The Captain and I assembled the aeroplane. Much Swearing was had when it came time to attach the top wing, because it had warped, but after I left it overnight and came back to it, and weighed the wing down on each side with glass bowl while the gluick dried, it seemed just fine. The Captain painted the aeroplane – and here’s where karma must have caught up to us – he ran out of the alumnium colour with about 2 square inches of the fuselage left to go. And the hobby shop wasn’t open yesterday. So we finished the rest of the painting (I showed him some drybrushing techniques before he went off to the rink), and as the paint dried, we watched copious amounts of Doctor Who.I had to hand-letter the insignias, because the decals that came with the model were for a French plane, and I’ve discovered that Cs are VERY DIFFICULT. But I fucking ROCK at 5s. When The Captain went off to bed, I strung the wires between the wings and mounted (poorly) the machine gun on the top wing. I think the ‘motor’ won’t work (the elastic is too long and I’m not sure I can anchor it properly inside the fuselage, but we’ll see. I put some modelling clay in the bottom of the fuselage at the pivot point. This morning, The Captain put the wheels on and put Plastic Billy Bishop in the cockpit. He coloured the instrument panel and glued it in place.

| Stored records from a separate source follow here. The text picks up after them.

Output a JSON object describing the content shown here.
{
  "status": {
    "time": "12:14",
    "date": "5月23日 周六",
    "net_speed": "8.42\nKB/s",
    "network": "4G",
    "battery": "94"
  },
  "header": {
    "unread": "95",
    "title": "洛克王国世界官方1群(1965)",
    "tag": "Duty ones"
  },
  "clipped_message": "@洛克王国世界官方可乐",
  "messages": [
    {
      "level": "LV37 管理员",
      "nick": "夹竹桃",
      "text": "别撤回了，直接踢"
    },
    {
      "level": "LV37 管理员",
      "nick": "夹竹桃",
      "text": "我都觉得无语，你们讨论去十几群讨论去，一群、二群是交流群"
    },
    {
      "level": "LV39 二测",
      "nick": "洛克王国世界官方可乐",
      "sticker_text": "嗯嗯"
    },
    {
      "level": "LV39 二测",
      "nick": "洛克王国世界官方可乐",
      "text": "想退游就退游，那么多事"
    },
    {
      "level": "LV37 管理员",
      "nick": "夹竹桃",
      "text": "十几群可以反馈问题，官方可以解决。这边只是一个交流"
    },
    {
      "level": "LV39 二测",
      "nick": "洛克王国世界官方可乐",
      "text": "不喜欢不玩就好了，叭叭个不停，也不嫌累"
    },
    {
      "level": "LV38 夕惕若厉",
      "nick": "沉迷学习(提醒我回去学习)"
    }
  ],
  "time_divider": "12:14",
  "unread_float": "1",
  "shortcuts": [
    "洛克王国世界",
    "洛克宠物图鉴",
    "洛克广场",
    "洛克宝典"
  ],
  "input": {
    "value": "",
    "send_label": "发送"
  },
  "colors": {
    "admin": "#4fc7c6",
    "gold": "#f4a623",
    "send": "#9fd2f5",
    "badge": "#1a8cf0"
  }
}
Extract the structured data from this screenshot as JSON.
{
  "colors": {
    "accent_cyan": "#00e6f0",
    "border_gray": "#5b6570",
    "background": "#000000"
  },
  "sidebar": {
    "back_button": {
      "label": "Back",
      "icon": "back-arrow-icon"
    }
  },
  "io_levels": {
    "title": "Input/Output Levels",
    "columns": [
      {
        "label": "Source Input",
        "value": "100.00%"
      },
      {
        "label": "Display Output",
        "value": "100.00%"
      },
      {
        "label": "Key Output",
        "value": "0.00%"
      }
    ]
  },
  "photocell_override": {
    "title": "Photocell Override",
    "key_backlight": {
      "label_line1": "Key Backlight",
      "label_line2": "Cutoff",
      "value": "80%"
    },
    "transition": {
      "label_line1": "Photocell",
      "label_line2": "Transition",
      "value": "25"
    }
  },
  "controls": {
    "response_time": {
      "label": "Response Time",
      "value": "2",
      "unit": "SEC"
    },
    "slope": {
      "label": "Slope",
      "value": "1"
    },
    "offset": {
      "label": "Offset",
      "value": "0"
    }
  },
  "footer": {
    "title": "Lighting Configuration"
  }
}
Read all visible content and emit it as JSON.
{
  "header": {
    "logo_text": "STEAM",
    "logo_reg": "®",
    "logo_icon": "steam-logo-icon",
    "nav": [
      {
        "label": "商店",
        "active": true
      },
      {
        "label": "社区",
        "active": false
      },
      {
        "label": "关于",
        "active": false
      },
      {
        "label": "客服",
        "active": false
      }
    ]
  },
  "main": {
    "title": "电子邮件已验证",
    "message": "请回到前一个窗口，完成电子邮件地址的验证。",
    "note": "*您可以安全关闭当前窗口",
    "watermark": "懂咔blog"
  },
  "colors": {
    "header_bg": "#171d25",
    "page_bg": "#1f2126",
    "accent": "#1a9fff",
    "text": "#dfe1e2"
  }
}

All that’s left is to finish the bit of the fuselage that needs paint, install the motor, and gluick the prop to the engine block. And then the Nieuport 17 will be complete.
*NB – when it says “use in a well-ventilated area” on Games Workshop Purity Seal, they mean, like, a park or an abandoned street, or possibly a missile test site. I shit you not. I took the pieces outside to spray them, but couldn’t leave them in the cold to dry because they’d warp, so I brought them inside. I had both doors and several windows open for several hours. Even still, I had to close The Nipper away in the computer room so that I didn’t intoxicate my child.